Oh ok i see!! Very sorry to hear about the frustrations! I'm perfectly fine to pause here and wait for the 5.2.0 release! 😃

I think it's also best if we stop working on caching solutions and do that in a separate PR, since we can now build arm64 in a separate experimental workflow, speed is no longer a priority.
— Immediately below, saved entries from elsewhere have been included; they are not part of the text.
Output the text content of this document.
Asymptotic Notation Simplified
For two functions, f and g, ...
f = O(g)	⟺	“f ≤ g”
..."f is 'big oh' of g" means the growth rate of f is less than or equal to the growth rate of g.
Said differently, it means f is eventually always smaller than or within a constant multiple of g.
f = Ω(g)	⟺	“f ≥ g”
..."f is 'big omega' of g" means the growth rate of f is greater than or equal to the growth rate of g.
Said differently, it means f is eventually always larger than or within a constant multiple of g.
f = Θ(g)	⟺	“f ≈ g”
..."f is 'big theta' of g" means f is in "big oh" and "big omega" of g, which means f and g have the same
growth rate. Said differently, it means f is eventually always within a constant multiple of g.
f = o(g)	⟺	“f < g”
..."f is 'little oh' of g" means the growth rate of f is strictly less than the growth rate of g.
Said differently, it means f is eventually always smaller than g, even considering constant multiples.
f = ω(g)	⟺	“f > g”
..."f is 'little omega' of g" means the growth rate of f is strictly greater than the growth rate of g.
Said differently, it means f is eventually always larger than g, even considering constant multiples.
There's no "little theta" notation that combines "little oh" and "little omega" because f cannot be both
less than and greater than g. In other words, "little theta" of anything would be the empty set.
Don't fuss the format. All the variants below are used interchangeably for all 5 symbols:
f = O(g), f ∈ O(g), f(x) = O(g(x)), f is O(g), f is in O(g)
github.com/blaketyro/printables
Sounds great to me too! Speed is indeed not an issue here at all (since we only do this every x months really..) 😃

List of updated dependencies:

  • All node base images now use node:16.15.0-bullseye
  • prepare stage now uses buildpack-deps:bullseye for build toolchain consistency, although I think this bump is not strictly necessary
  • Buildifier now at 5.1.0 because 1.0.0 does not support arm64
  • Bazel 4.1.0 replaced with Bazelisk 1.11.0 (installs Bazel 5.1.1, currently broken, wait for 5.2.0)
  • google-closure-compiler JS dependency bumped to ~20220301.0.0 to avoid build error
  • google-protobuf JS dependency bumped to 3.19.4 to match existing dependency used in prereqs image

Thanks so much for the list of deps! I'll edit the PR summary to add these 😃

I'm unable to spend much more time working on this, and I don't know how your CI system (kokoro?) works. From the log output I can see it is using the Docker classic builder to attempt to process a Dockerfile that requires buildx to build, so some changes will be necessary here.
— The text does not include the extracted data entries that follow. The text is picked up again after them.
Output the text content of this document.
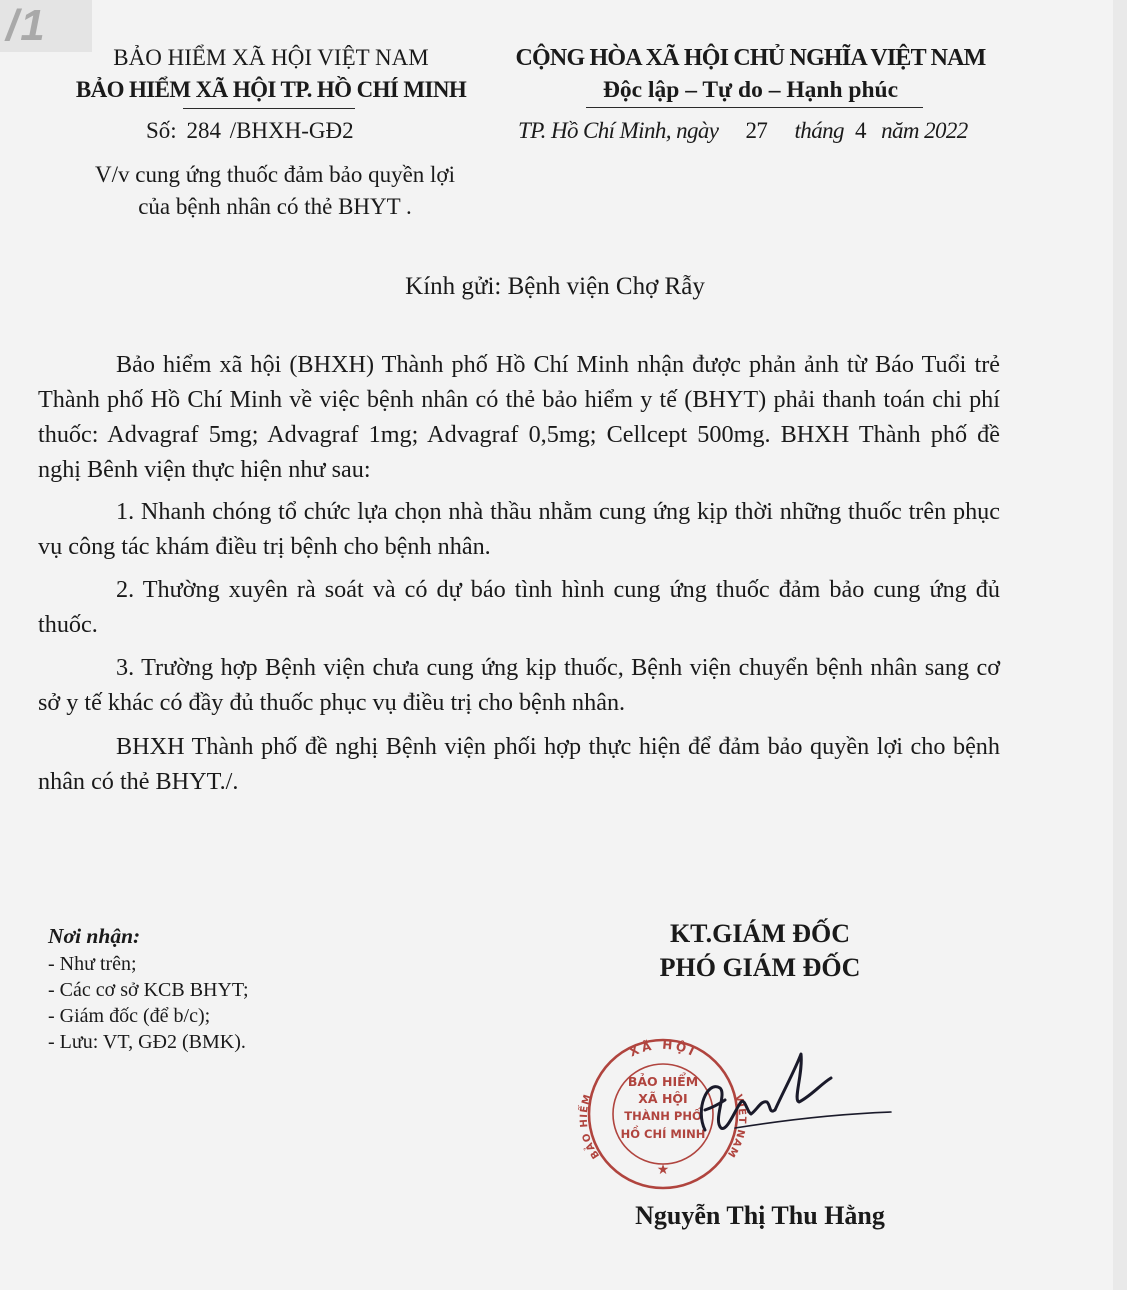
/1
BẢO HIỂM XÃ HỘI VIỆT NAM
BẢO HIỂM XÃ HỘI TP. HỒ CHÍ MINH
CỘNG HÒA XÃ HỘI CHỦ NGHĨA VIỆT NAM
Độc lập – Tự do – Hạnh phúc
Số: 284 /BHXH-GĐ2	TP. Hồ Chí Minh, ngày 27 tháng 4 năm 2022
V/v cung ứng thuốc đảm bảo quyền lợi
của bệnh nhân có thẻ BHYT .
Kính gửi: Bệnh viện Chợ Rẫy
Bảo hiểm xã hội (BHXH) Thành phố Hồ Chí Minh nhận được phản ảnh từ Báo Tuổi trẻ Thành phố Hồ Chí Minh về việc bệnh nhân có thẻ bảo hiểm y tế (BHYT) phải thanh toán chi phí thuốc: Advagraf 5mg; Advagraf 1mg; Advagraf 0,5mg; Cellcept 500mg. BHXH Thành phố đề nghị Bênh viện thực hiện như sau:
1. Nhanh chóng tổ chức lựa chọn nhà thầu nhằm cung ứng kịp thời những thuốc trên phục vụ công tác khám điều trị bệnh cho bệnh nhân.
2. Thường xuyên rà soát và có dự báo tình hình cung ứng thuốc đảm bảo cung ứng đủ thuốc.
3. Trường hợp Bệnh viện chưa cung ứng kịp thuốc, Bệnh viện chuyển bệnh nhân sang cơ sở y tế khác có đầy đủ thuốc phục vụ điều trị cho bệnh nhân.
BHXH Thành phố đề nghị Bệnh viện phối hợp thực hiện để đảm bảo quyền lợi cho bệnh nhân có thẻ BHYT./.
Nơi nhận:
- Như trên;
- Các cơ sở KCB BHYT;
- Giám đốc (để b/c);
- Lưu: VT, GĐ2 (BMK).
KT.GIÁM ĐỐC
PHÓ GIÁM ĐỐC
XÃ HỘI
BẢO HIỂM	VIỆT NAM
BẢO HIỂM
XÃ HỘI
THÀNH PHỐ
HỒ CHÍ MINH
★
Nguyễn Thị Thu Hằng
Do you think the Bazel 5.2.0 will help resolve the issue here?

I think our kokoro CI essentially just runs the basic and interop scripts. Do they work locally for you?
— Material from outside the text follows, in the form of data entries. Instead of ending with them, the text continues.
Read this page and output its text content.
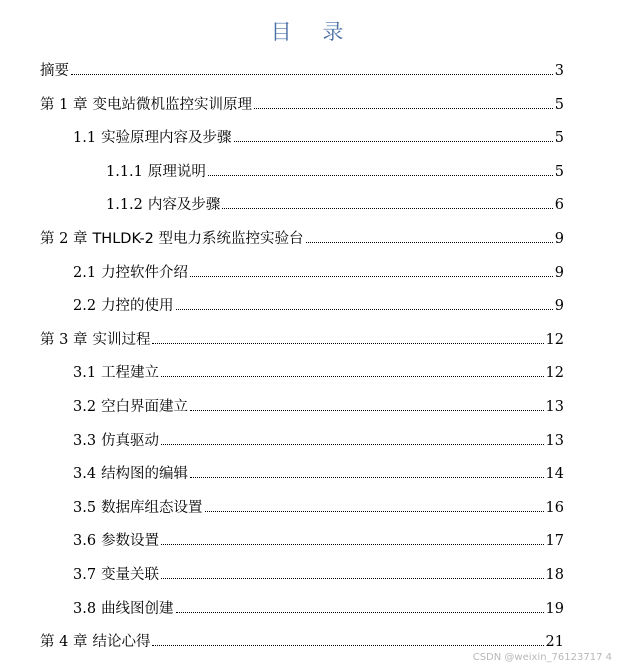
目 录
摘要	3
第 1 章 变电站微机监控实训原理	5
1.1 实验原理内容及步骤	5
1.1.1 原理说明	5
1.1.2 内容及步骤	6
第 2 章 THLDK-2 型电力系统监控实验台	9
2.1 力控软件介绍	9
2.2 力控的使用	9
第 3 章 实训过程	12
3.1 工程建立	12
3.2 空白界面建立	13
3.3 仿真驱动	13
3.4 结构图的编辑	14
3.5 数据库组态设置	16
3.6 参数设置	17
3.7 变量关联	18
3.8 曲线图创建	19
第 4 章 结论心得	21
CSDN @weixin_76123717 4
Also interesting to note how building from a compose file will likely be handled in the future here, tl;dr it will parse the compose yml file, generate .hcl files and delegate everything to buildx bake anyway.

Oh wow! That's awesome! Would probably get a great improvement when it happens!

strophy commented 2 years ago

Hi @sampajano Bazel 5.2.0 was released with a lot of ARM fixes, but I am still seeing the same error (Server terminated abruptly (error code: 14, error message: 'Socket closed', log file: '/root/.cache/bazel/_bazel_root/94ede7e4be7ee112c06d5210902f7b7d/server/jvm.out')) when running in an emulator. I see you guys already completed arm64 CI using Zig which comes with an impressive speedup, so I think it's probably best to give up on Bazel for building arm64 for now! You can merge this as an alternative approach, or feel free to close this PR :smiley:

sampajano commented 2 years ago

Hi @sampajano Bazel 5.2.0 was released with a lot of ARM fixes, but I am still seeing the same error (Server terminated abruptly (error code: 14, error message: 'Socket closed', log file: '/root/.cache/bazel/_bazel_root/94ede7e4be7ee112c06d5210902f7b7d/server/jvm.out')) when running in an emulator. I see you guys already completed arm64 CI using Zig which comes with an impressive speedup, so I think it's probably best to give up on Bazel for building arm64 for now! You can merge this as an alternative approach, or feel free to close this PR 😃

@strophy Thanks so much for checking again! Indeed the Zig solution is already checked in and seems to be a more self-contained change overall (and seems easy to apply to all existing platforms too). 😃

Thank you so much for the contributions here and iterations again! 😃 I'll close this PR for now but i think whatever discussion/change we have here would help provide a great context should we ever need to reevaluate our build method! 😃